Tuesday, May 04, 2004

Charlene

I lay awake at night worrying. I never worry about life, and I never worry about death. I never worry about my friends, and I never worry about my family. I never worry about love, hate, joy, sadness, or any of the other emotions that rule our lives. I lay awake at night, and I worry about my computer.

What would happen to me if I ever lost my computer? Losing the data inside of my computer is one thing. I'd have to reinstall all of my favorite programs, convert all of my music from compact disc to electronic data. It would be an incredibly time-consuming process, and I'd never again reach the level of advancement I had obtained before the erasure. Losing the computer itself, however, is another thing altogether. My computer and I have been through more together than I have been through with any of my friends. My computer has sat bravely and faithfully by my side through numerous breakups, countless family crises, and the dissolutions of dozens of good friendships. My computer wakes up with me in the morning, wipes itself clean as I shower, and falls asleep with me as well. My computer is my best friend.

As I stare at the bars above my bed, I worry about my computer. Do I use it too much? Will it wear out before I do, leaving me to die lonely and alone? Do I treat my computer the way it deserves to be treated? My computer is my baby. There is nothing I would do to hurt my computer. I've named her Charlene.

Once, while I was staring at the bottom of the top bunk at night, all new worries started forming in my brain. Was my computer sick? Was my computer infected with a bug, sending my personal information to advertising companies and selling me out like a mob rat? Or worse, did my computer have a virus? Was Charlene dying because of my neglect? Would my attention and love alone allow my computer to recover and heal properly? I threw my covers off of my body and rushed to Charlene, running the virus protector for the fifth time in as many hours.

I've stopped worrying about my computer. I have bigger problems now. I've never been much of a gamer. A little Pong here, a little Tetris there, sure, but nothing freakish or obsessive.
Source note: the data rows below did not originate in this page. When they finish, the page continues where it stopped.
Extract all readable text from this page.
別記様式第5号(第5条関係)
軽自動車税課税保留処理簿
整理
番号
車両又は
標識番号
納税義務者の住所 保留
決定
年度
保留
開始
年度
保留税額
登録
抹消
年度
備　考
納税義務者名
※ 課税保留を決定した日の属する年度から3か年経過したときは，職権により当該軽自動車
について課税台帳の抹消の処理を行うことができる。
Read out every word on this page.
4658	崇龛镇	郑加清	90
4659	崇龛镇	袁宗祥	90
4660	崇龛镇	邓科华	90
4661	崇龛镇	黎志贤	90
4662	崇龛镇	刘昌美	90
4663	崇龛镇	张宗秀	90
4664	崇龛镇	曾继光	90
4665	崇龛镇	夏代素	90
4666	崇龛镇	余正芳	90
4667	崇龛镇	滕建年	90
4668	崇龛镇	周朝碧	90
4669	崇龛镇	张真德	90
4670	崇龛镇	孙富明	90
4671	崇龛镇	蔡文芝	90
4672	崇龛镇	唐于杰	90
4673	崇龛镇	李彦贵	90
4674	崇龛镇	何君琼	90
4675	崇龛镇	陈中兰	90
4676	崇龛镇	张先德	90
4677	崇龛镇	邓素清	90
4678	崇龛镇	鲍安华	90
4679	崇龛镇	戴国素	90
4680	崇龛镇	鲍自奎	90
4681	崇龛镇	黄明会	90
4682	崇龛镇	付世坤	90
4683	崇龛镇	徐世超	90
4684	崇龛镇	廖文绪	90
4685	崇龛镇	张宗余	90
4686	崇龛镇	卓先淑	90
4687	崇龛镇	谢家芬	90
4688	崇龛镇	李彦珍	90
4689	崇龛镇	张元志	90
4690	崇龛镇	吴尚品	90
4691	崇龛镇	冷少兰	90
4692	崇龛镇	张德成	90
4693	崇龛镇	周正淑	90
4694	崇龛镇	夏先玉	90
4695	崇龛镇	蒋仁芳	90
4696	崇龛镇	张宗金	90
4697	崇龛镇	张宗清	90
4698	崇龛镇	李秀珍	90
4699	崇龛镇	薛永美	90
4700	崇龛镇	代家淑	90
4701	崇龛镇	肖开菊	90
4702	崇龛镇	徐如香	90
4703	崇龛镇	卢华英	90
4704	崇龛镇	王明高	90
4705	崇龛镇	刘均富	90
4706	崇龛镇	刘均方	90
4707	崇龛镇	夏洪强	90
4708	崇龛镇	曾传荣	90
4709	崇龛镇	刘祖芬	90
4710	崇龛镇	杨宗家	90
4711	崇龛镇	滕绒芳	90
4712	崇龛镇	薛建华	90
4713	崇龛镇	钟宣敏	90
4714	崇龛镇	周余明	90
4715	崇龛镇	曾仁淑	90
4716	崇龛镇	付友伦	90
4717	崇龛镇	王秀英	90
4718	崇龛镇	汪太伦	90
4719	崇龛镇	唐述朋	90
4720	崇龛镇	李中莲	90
Nothing freakish or obsessive, that is, until Charlene showed me the way, the truth, and the light. Since that fateful day, I've been playing Minesweeper nonstop. I refuse to go to bed at night until I defeat three expert-level games in a row within a five-minute time frame. Occasionally, I get to my bed around four in the morning. More likely, however, are the nights that I just don't go to bed at all. There's no way I can sleep without beating three consecutive games of Minesweeper in five minutes. I've tried--my brain won't let me. It's gotten to the point where I sit in my chair weeping, holding the computer mouse with my right hand and my aching right wrist in my left, feeling unmotivated to finish but knowing I'll be in agony if I don't. I've taken to motivating myself by placing high-stakes wagers with my brain.

To start off, I told myself that if I didn't finish Minesweeper by three in the morning, I would have to donate a quarter of my next paycheck to charity. I didn't get to sleep that night, but I honored my bet. The American Heart Association became twenty five dollars richer. The stakes kept rising and rising--from twenty-five percent to thirty; thirty to forty; forty to sixty; sixty to ninety--until eventually, monetary stimulii didn't work. I had to start promising my brain that I would inflict pain upon myself. Seven deep cuts and three visits to the State Hospital later, the pain of self-mutilation was no longer a functional motivator. There was only one bet left for me to make. I wagered my own life that I would be able to finish Minesweeper by four in the morning. Come four thirty, I was still going strong. Suicide seems a harsh punishment for losing a game, but nevertheless, I am a man of my word.

I am laying on my bed tonight, and I am unable to sleep. What will happen to my computer once I'm gone? Will she go out with the trash, discarded much like I will be? Will she be passed on to a new friend? If so, will she be treated kindly, or will she be abused? I lay awake at night, and I worry about my computer.